SEMR Report 2025: AI Moves from Experimental to Essential
Jellyfish just published their 2025 State of Engineering Management Report, and one number jumped off the page: 90% of engineering teams now use AI coding tools. A year ago, that figure was 61%. Only 3% of respondents said they have no plans to adopt.
The adoption question is settled. The measurement question—wide open.
The Adoption Curve Collapsed #
I’ve managed engineering teams through several technology shifts—containerization at TaskRabbit, cloud migration at earlier companies—and none moved this fast. From “should we try Copilot?” to “everyone’s using something” in twelve months. GitHub Copilot leads at 42% adoption, but here’s the part that surprised me: 48% of teams report using two or more AI coding tools simultaneously.
Two or more. That means engineers are using Copilot in their IDE and Cursor for refactoring and maybe Gemini Code Assist for documentation. They’re tool-shopping in real time, mixing and matching based on which model handles which task better.
From a management perspective, this is both exciting and chaotic. Exciting because developers are self-organizing around productivity. Chaotic because you now have multiple AI tools touching your codebase with no unified governance.
The Money Moved #
The SEMR data on budgets tells a story about maturity. Innovation budgets for LLM tools dropped from 25% to 7% of total LLM spending. That’s not a reduction in spending—it’s a reclassification. AI coding tools moved from “experimental innovation budget” to “centralized IT and business-unit budgets.” In accounting terms, they went from R&D to operating expenses.
That shift matters because operating expenses get scrutinized differently. Innovation budgets have slack built in; you’re expected to experiment, and some experiments fail. Operating expenses need justification. Someone is going to ask “what are we getting for this?” And right now, most organizations can’t answer that question well.
The Measurement Gap #
Here’s the number that bothers me most: only 20% of engineering teams use engineering metrics to track AI tool impact.
Twenty percent.
We’ve deployed AI coding tools to 90% of teams, 62% of respondents report at least a 25% increase in developer velocity, and four out of five organizations have no systematic way to verify those claims. The velocity improvement could be real. It could be perception bias. It could be that developers feel faster because the tedious parts—boilerplate, test scaffolding, documentation—got automated, while the hard parts (architecture decisions, debugging race conditions, understanding legacy code) take the same time they always did.
I’ve seen this pattern before. When we introduced feature flags at TaskRabbit, everyone “felt” like deployments were faster. They were—by about 15%. But the team’s initial estimate was 40%. Perception amplifies improvement. Without measurement, you can’t distinguish genuine gains from enthusiasm.

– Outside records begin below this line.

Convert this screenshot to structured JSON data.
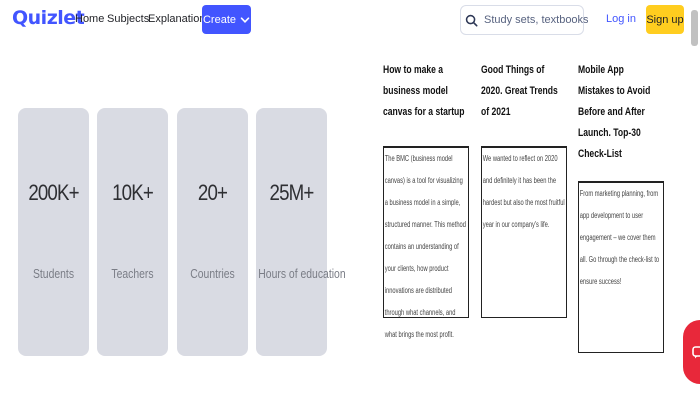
{
  "header": {
    "logo": "Quizlet",
    "nav": {
      "home": "Home",
      "subjects": "Subjects",
      "explanations": "Explanations"
    },
    "create_label": "Create",
    "search_placeholder": "Study sets, textbooks, ...",
    "login_label": "Log in",
    "signup_label": "Sign up"
  },
  "stats": [
    {
      "value": "200K+",
      "label": "Students"
    },
    {
      "value": "10K+",
      "label": "Teachers"
    },
    {
      "value": "20+",
      "label": "Countries"
    },
    {
      "value": "25M+",
      "label": "Hours of education"
    }
  ],
  "articles": [
    {
      "title": "How to make a business model canvas for a startup",
      "body": "The BMC (business model canvas) is a tool for visualizing a business model in a simple, structured manner. This method contains an understanding of your clients, how product innovations are distributed through what channels, and what brings the most profit."
    },
    {
      "title": "Good Things of 2020. Great Trends of 2021",
      "body": "We wanted to reflect on 2020 and definitely it has been the hardest but also the most fruitful year in our company's life."
    },
    {
      "title": "Mobile App Mistakes to Avoid Before and After Launch. Top-30 Check-List",
      "body": "From marketing planning, from app development to user engagement – we cover them all. Go through the check-list to ensure success!"
    }
  ],
  "colors": {
    "brand": "#4255ff",
    "signup": "#ffcd1f",
    "card": "#d9dbe3",
    "chat": "#e8283a"
  },
  "icons": {
    "search": "search-icon",
    "create_chevron": "chevron-down-icon",
    "chat": "chat-icon"
  }
}
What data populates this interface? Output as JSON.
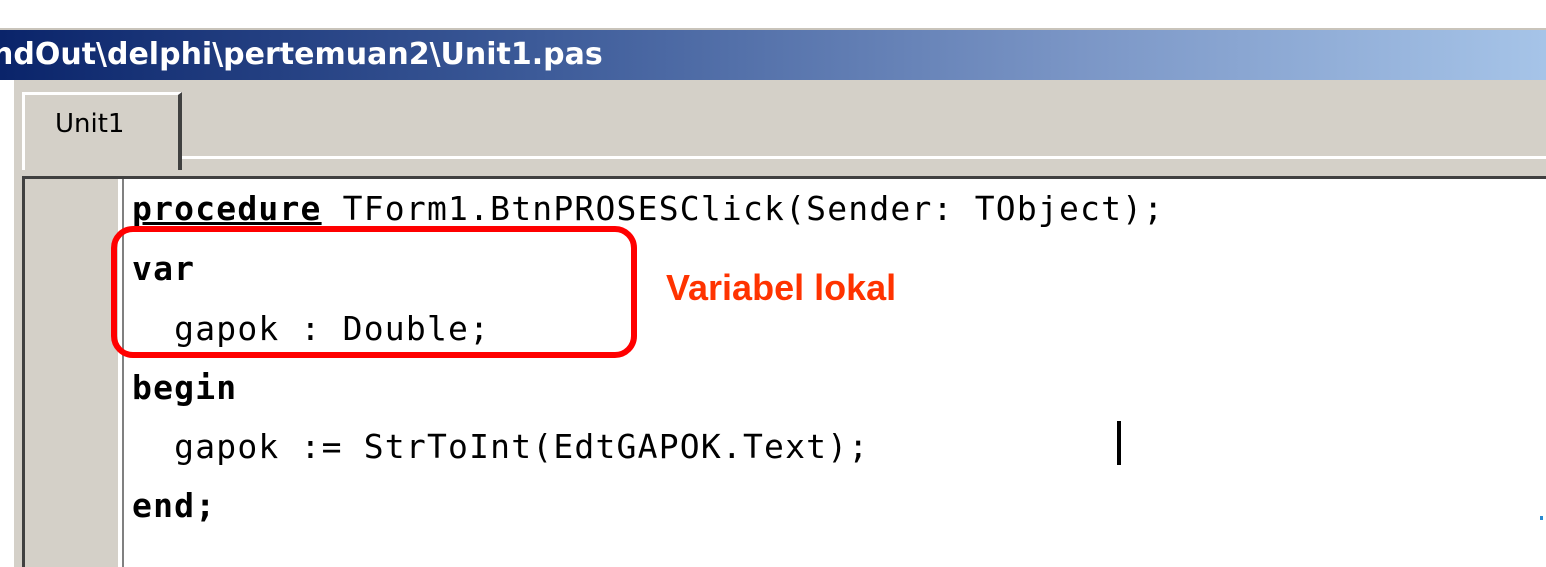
{
  "window": {
    "title": "ndOut\\delphi\\pertemuan2\\Unit1.pas"
  },
  "tabs": [
    {
      "label": "Unit1",
      "active": true
    }
  ],
  "editor": {
    "lines": [
      {
        "keyword": "procedure",
        "rest": " TForm1.BtnPROSESClick(Sender: TObject);"
      },
      {
        "keyword": "var",
        "rest": ""
      },
      {
        "keyword": "",
        "rest": "  gapok : Double;"
      },
      {
        "keyword": "begin",
        "rest": ""
      },
      {
        "keyword": "",
        "rest": "  gapok := StrToInt(EdtGAPOK.Text);"
      },
      {
        "keyword": "end;",
        "rest": ""
      }
    ]
  },
  "annotation": {
    "text": "Variabel lokal",
    "color": "#ff3300",
    "box_color": "#ff0000"
  },
  "colors": {
    "titlebar_start": "#0a246a",
    "titlebar_end": "#a6c4e8",
    "chrome": "#d4d0c8"
  }
}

What Would Good Measurement Look Like? #
The SEMR report identifies this gap but doesn’t prescribe solutions, which is honest. Measuring AI’s impact on engineering productivity is genuinely hard. Cycle time? Lead time? Lines of code? (Please no.) PR throughput? Bug escape rate?

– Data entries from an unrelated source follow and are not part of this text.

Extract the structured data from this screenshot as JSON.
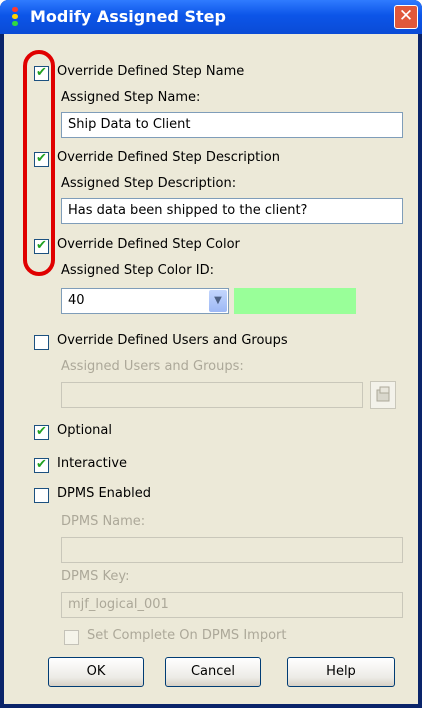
{
  "window": {
    "title": "Modify Assigned Step",
    "close_label": "✕"
  },
  "step_name": {
    "checkbox_label": "Override Defined Step Name",
    "checked": true,
    "field_label": "Assigned Step Name:",
    "value": "Ship Data to Client"
  },
  "step_description": {
    "checkbox_label": "Override Defined Step Description",
    "checked": true,
    "field_label": "Assigned Step Description:",
    "value": "Has data been shipped to the client?"
  },
  "step_color": {
    "checkbox_label": "Override Defined Step Color",
    "checked": true,
    "field_label": "Assigned Step Color ID:",
    "value": "40",
    "swatch_color": "#99ff99"
  },
  "users_groups": {
    "checkbox_label": "Override Defined Users and Groups",
    "checked": false,
    "field_label": "Assigned Users and Groups:",
    "value": ""
  },
  "optional": {
    "label": "Optional",
    "checked": true
  },
  "interactive": {
    "label": "Interactive",
    "checked": true
  },
  "dpms": {
    "checkbox_label": "DPMS Enabled",
    "checked": false,
    "name_label": "DPMS Name:",
    "name_value": "",
    "key_label": "DPMS Key:",
    "key_value": "mjf_logical_001",
    "set_complete_label": "Set Complete On DPMS Import",
    "set_complete_checked": false
  },
  "buttons": {
    "ok": "OK",
    "cancel": "Cancel",
    "help": "Help"
  },
  "colors": {
    "title_bar": "#0c55e8",
    "highlight": "#e00000",
    "dialog_bg": "#ece9d8"
  }
}
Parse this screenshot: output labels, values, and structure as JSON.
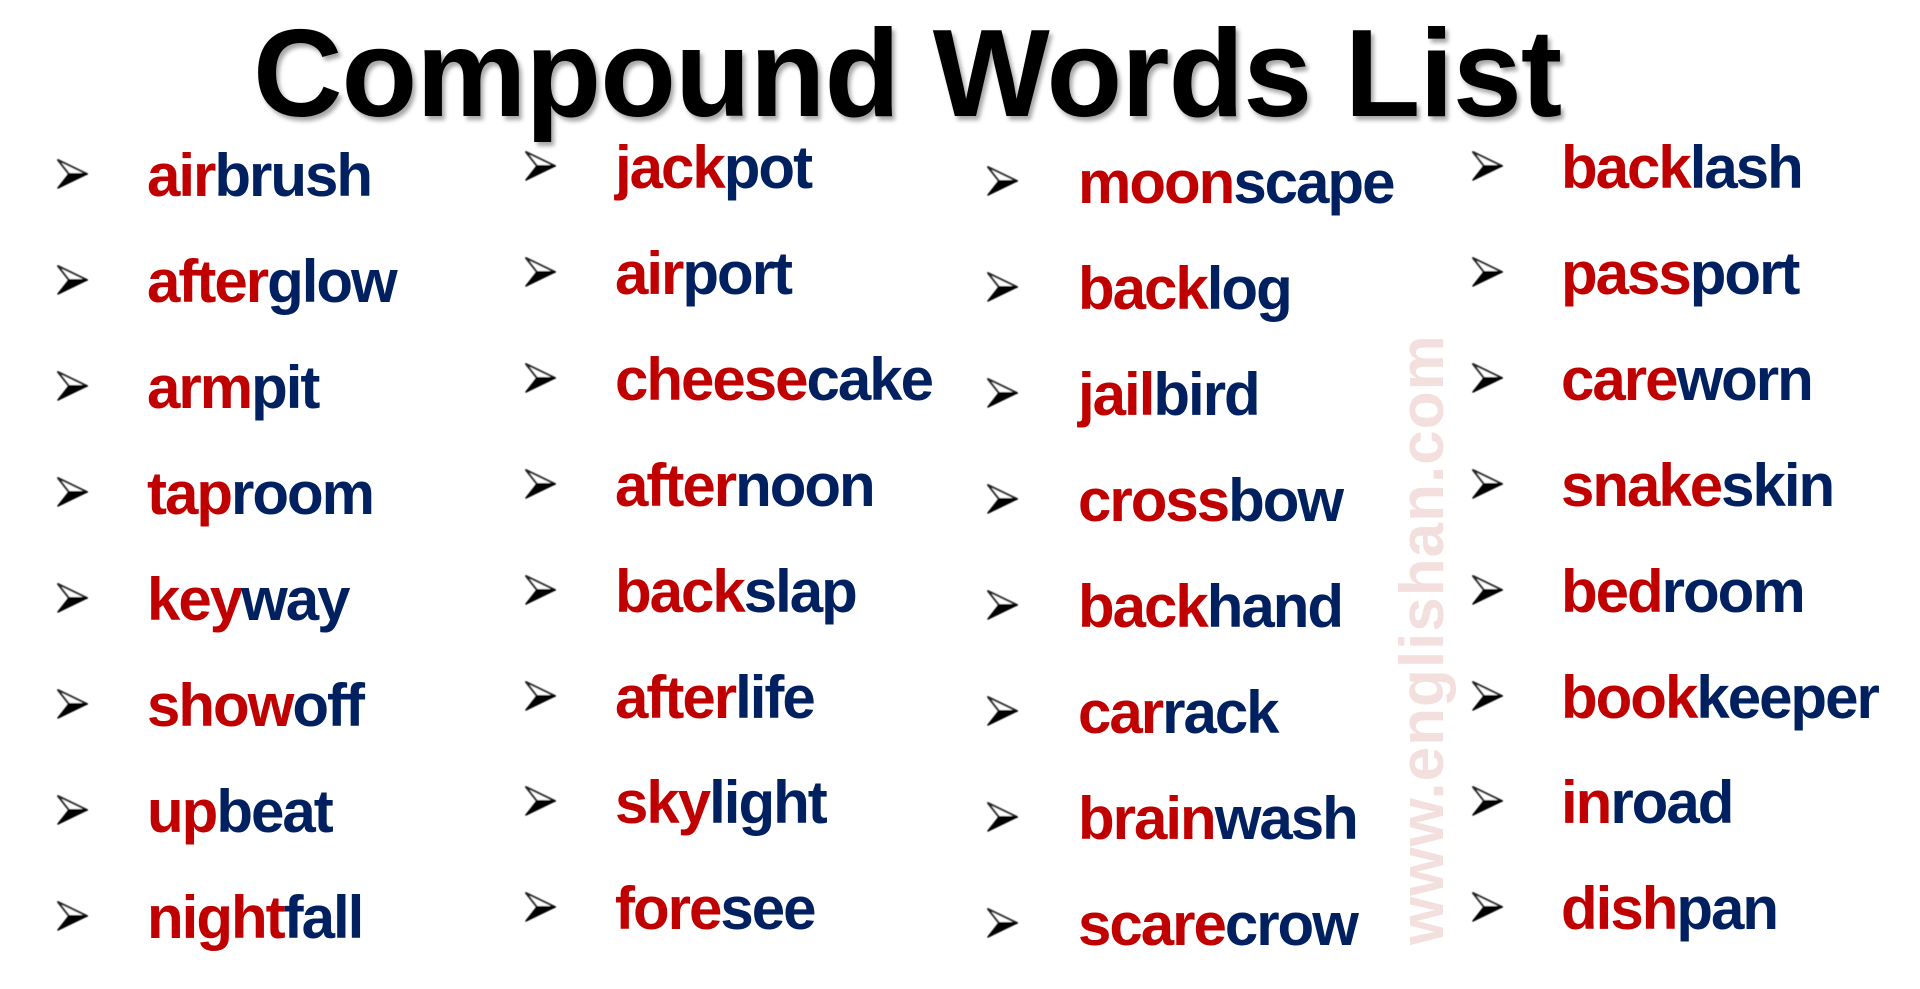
{
  "title": "Compound Words List",
  "watermark": "www.englishan.com",
  "colors": {
    "first_part": "#c00000",
    "second_part": "#002060",
    "title": "#000000",
    "watermark": "#f4dfdf"
  },
  "bullet_icon": "arrowhead-bullet-icon",
  "columns": [
    {
      "words": [
        {
          "a": "air",
          "b": "brush"
        },
        {
          "a": "after",
          "b": "glow"
        },
        {
          "a": "arm",
          "b": "pit"
        },
        {
          "a": "tap",
          "b": "room"
        },
        {
          "a": "key",
          "b": "way"
        },
        {
          "a": "show",
          "b": "off"
        },
        {
          "a": "up",
          "b": "beat"
        },
        {
          "a": "night",
          "b": "fall"
        }
      ]
    },
    {
      "words": [
        {
          "a": "jack",
          "b": "pot"
        },
        {
          "a": "air",
          "b": "port"
        },
        {
          "a": "cheese",
          "b": "cake"
        },
        {
          "a": "after",
          "b": "noon"
        },
        {
          "a": "back",
          "b": "slap"
        },
        {
          "a": "after",
          "b": "life"
        },
        {
          "a": "sky",
          "b": "light"
        },
        {
          "a": "fore",
          "b": "see"
        }
      ]
    },
    {
      "words": [
        {
          "a": "moon",
          "b": "scape"
        },
        {
          "a": "back",
          "b": "log"
        },
        {
          "a": "jail",
          "b": "bird"
        },
        {
          "a": "cross",
          "b": "bow"
        },
        {
          "a": "back",
          "b": "hand"
        },
        {
          "a": "car",
          "b": "rack"
        },
        {
          "a": "brain",
          "b": "wash"
        },
        {
          "a": "scare",
          "b": "crow"
        }
      ]
    },
    {
      "words": [
        {
          "a": "back",
          "b": "lash"
        },
        {
          "a": "pass",
          "b": "port"
        },
        {
          "a": "care",
          "b": "worn"
        },
        {
          "a": "snake",
          "b": "skin"
        },
        {
          "a": "bed",
          "b": "room"
        },
        {
          "a": "book",
          "b": "keeper"
        },
        {
          "a": "in",
          "b": "road"
        },
        {
          "a": "dish",
          "b": "pan"
        }
      ]
    }
  ]
}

My take: measure outcomes, not outputs. I don’t care if a developer writes 30% more code per day if the bug rate goes up proportionally. I care about:
- Time from ticket to production (cycle time, but measured end-to-end, including review and QA)
- Change failure rate (are we shipping more bugs alongside the faster output?)

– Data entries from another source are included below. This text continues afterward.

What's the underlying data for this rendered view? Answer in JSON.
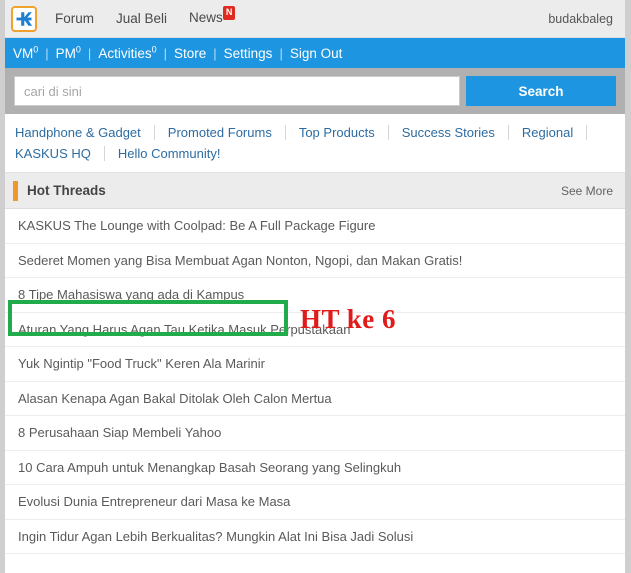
{
  "header": {
    "logo_alt": "KASKUS",
    "nav": [
      {
        "label": "Forum",
        "badge": null
      },
      {
        "label": "Jual Beli",
        "badge": null
      },
      {
        "label": "News",
        "badge": "N"
      }
    ],
    "username": "budakbaleg"
  },
  "bluebar": {
    "items": [
      {
        "label": "VM",
        "sup": "0"
      },
      {
        "label": "PM",
        "sup": "0"
      },
      {
        "label": "Activities",
        "sup": "0"
      },
      {
        "label": "Store",
        "sup": ""
      },
      {
        "label": "Settings",
        "sup": ""
      },
      {
        "label": "Sign Out",
        "sup": ""
      }
    ],
    "separator": "|"
  },
  "search": {
    "placeholder": "cari di sini",
    "value": "",
    "button_label": "Search"
  },
  "category_links": [
    "Handphone & Gadget",
    "Promoted Forums",
    "Top Products",
    "Success Stories",
    "Regional",
    "KASKUS HQ",
    "Hello Community!"
  ],
  "hot_threads": {
    "title": "Hot Threads",
    "see_more_label": "See More",
    "threads": [
      "KASKUS The Lounge with Coolpad: Be A Full Package Figure",
      "Sederet Momen yang Bisa Membuat Agan Nonton, Ngopi, dan Makan Gratis!",
      "8 Tipe Mahasiswa yang ada di Kampus",
      "Aturan Yang Harus Agan Tau Ketika Masuk Perpustakaan",
      "Yuk Ngintip \"Food Truck\" Keren Ala Marinir",
      "Alasan Kenapa Agan Bakal Ditolak Oleh Calon Mertua",
      "8 Perusahaan Siap Membeli Yahoo",
      "10 Cara Ampuh untuk Menangkap Basah Seorang yang Selingkuh",
      "Evolusi Dunia Entrepreneur dari Masa ke Masa",
      "Ingin Tidur Agan Lebih Berkualitas? Mungkin Alat Ini Bisa Jadi Solusi"
    ]
  },
  "annotation": {
    "text": "HT ke 6",
    "box_color": "#22ab4b",
    "text_color": "#e01b1b"
  },
  "colors": {
    "brand_blue": "#1e95e0",
    "accent_orange": "#f0992b",
    "link_blue": "#2d6ca2",
    "badge_red": "#e02b20"
  }
}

- Rework ratio (how much code written with AI assistance needs significant revision?)
- Developer satisfaction (are engineers actually happier, or just busier?)
That last one isn’t soft. 81% of developers in the SEMR say they expect a significant portion of development to shift from humans to AI. If that expectation creates anxiety rather than excitement, your velocity gains will evaporate through attrition.
The Leadership Obligation #
Engineering managers have a window right now—maybe six to twelve months—where the expectation from leadership is “adopt AI tools.” That’s a relatively low bar. The next wave of expectation will be “prove AI tools are working.” Teams that built measurement infrastructure during the adoption phase will have answers ready. Teams that didn’t will scramble.
My advice to engineering leaders reading this: start measuring now, even imperfectly. A flawed baseline is infinitely more useful than no baseline. Track cycle time before and after AI tool adoption at the team level. Run quarterly developer surveys with specific questions about AI tool utility (not general satisfaction—specific: “which tasks does Copilot help with most?” and “where does it get in the way?”). Correlate AI tool usage with code quality metrics you already track.
The SEMR confirms what I’ve been seeing at Google and hearing from peers across the industry: AI coding tools work. The question is no longer whether to adopt them. It’s whether you’re managing the adoption or just letting it happen.
The 90% already answered the first question. The 20% measurement rate suggests we haven’t even started on the second.